Sandwiched between the west and east ends of London, Chancery Lane was a focus point in England’s capital city and therefore an ideal place for lawyers to set up shop. It is hard to imagine what life would have been like there in the eighteenth century. The roads were tight and dangerous and represented an old, much smaller sized London than what had grown up around it over the last 100 years or so. According to Francis Boorman the clash of classes was extremely evident here, with robberies common in its narrow streets as the rich fell foul to the poor, and as a place where women regularly prostituted themselves. There were also many pubs and coffee houses in the district which can only have intensified matters. With a distinct lack of street lighting this was a seedy place to hang around, but it was also a centre of law and order.
This paper focuses on the politics of public space in London and particularly its importance to radicals and conservatives in the long eighteenth-century. Francis Boorman argues that Chancery Lane’s geographical and topographical location in London and its specific importance for the legal profession were crucial to its formation as a built environment.

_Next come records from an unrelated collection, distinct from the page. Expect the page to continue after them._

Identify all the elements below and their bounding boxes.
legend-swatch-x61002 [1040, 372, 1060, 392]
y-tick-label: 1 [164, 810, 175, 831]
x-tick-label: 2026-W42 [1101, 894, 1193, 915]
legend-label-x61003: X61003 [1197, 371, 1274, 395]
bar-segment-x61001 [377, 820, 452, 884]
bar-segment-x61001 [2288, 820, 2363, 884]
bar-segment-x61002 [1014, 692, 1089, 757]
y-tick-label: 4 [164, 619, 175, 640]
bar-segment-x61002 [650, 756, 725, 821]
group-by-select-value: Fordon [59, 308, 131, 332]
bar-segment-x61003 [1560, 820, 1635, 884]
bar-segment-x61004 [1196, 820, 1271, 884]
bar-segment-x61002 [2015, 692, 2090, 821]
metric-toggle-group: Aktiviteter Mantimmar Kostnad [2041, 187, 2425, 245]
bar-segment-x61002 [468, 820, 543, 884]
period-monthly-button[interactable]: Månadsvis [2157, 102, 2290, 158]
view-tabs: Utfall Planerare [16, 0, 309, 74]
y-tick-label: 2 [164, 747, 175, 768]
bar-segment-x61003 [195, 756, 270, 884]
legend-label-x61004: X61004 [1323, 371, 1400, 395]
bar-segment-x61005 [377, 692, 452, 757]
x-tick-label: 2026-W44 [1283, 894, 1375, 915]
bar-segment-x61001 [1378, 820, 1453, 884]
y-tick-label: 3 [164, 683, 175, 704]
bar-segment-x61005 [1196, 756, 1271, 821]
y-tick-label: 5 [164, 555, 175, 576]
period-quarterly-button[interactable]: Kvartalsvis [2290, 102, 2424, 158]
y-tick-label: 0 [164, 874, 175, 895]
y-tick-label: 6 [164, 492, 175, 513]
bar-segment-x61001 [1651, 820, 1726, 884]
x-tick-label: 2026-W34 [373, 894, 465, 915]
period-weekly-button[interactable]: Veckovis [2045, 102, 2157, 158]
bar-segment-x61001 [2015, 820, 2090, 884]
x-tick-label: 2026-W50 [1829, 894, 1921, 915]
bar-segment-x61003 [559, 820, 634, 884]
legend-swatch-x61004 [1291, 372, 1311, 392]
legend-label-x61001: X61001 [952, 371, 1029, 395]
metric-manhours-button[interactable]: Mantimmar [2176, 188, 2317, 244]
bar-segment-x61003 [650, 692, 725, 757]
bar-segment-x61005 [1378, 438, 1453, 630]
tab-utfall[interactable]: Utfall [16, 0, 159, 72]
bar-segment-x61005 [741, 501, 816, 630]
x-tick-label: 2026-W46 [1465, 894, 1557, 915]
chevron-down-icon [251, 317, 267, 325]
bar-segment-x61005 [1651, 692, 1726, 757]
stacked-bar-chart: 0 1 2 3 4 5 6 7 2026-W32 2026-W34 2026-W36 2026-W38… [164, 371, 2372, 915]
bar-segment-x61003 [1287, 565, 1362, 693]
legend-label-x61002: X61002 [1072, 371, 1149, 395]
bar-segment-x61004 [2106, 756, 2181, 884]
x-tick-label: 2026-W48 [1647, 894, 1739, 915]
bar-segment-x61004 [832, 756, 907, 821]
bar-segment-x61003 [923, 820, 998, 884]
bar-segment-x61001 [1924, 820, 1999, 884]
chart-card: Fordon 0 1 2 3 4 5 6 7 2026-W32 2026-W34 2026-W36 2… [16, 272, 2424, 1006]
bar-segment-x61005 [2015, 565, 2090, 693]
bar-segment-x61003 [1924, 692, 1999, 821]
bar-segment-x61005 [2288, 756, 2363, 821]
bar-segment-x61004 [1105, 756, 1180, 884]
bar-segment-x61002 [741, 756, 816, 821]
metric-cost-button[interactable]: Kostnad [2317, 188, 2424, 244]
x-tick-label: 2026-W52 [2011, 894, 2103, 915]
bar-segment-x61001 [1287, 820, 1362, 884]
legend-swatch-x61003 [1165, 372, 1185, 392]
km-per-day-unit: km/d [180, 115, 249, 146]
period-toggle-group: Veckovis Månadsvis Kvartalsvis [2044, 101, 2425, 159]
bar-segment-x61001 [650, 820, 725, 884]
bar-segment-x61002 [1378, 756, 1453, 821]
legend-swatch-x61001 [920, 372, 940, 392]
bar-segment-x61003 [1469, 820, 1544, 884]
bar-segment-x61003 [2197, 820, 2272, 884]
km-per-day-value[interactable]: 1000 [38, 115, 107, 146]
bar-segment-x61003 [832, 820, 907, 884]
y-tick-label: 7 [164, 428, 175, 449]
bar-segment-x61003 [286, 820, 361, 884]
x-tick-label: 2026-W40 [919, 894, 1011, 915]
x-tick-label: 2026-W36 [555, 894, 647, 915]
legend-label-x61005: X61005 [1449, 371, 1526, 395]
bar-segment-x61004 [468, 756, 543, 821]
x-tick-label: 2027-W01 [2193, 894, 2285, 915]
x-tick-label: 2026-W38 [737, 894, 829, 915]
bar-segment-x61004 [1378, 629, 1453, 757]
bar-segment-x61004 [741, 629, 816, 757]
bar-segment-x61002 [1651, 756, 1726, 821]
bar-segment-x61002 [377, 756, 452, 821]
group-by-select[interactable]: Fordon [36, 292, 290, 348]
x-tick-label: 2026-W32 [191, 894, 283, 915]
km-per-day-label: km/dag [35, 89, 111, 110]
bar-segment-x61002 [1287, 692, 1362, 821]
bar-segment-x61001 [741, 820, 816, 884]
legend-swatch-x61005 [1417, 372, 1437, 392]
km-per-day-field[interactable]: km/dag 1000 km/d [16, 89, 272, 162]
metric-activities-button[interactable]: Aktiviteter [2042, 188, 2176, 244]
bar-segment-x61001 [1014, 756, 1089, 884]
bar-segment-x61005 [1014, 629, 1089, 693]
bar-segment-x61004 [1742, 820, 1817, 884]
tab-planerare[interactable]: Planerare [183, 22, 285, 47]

Geographically Chancery Lane is located right in the middle of the west and east sides of London and fell under various jurisdictions. Topographically Chancery Lane had narrow but busy streets causing congestion problems and encouraging high levels of accidents.
In addition Chancery Lane was viewed as the physical manifestation for the reputation of the lawyers who worked there. For example building works by lawyers gave manifest significant criticism of the legal profession from the public. People felt that lawyers were improving their place of work and getting rich off of other people’s money. In the long eighteenth-century there was a very real perception that lawyers were dishonest, greedy, and untrustworthy.
Boorman explains all these issues in clear detail to show why the expansion and improvement of the road took so long to be achieved. Even despite the money and workforce available through the Westminster Paving Committee and numerous complaints that the Lane was dangerous (especially near Fleet Street) nothing happened. The main reasons for this was arguments between the local residents and the lawyers on who should pay as well as the difficulty of convincing the various jurisdictions under which Chancery Lane fell that they should act in unison.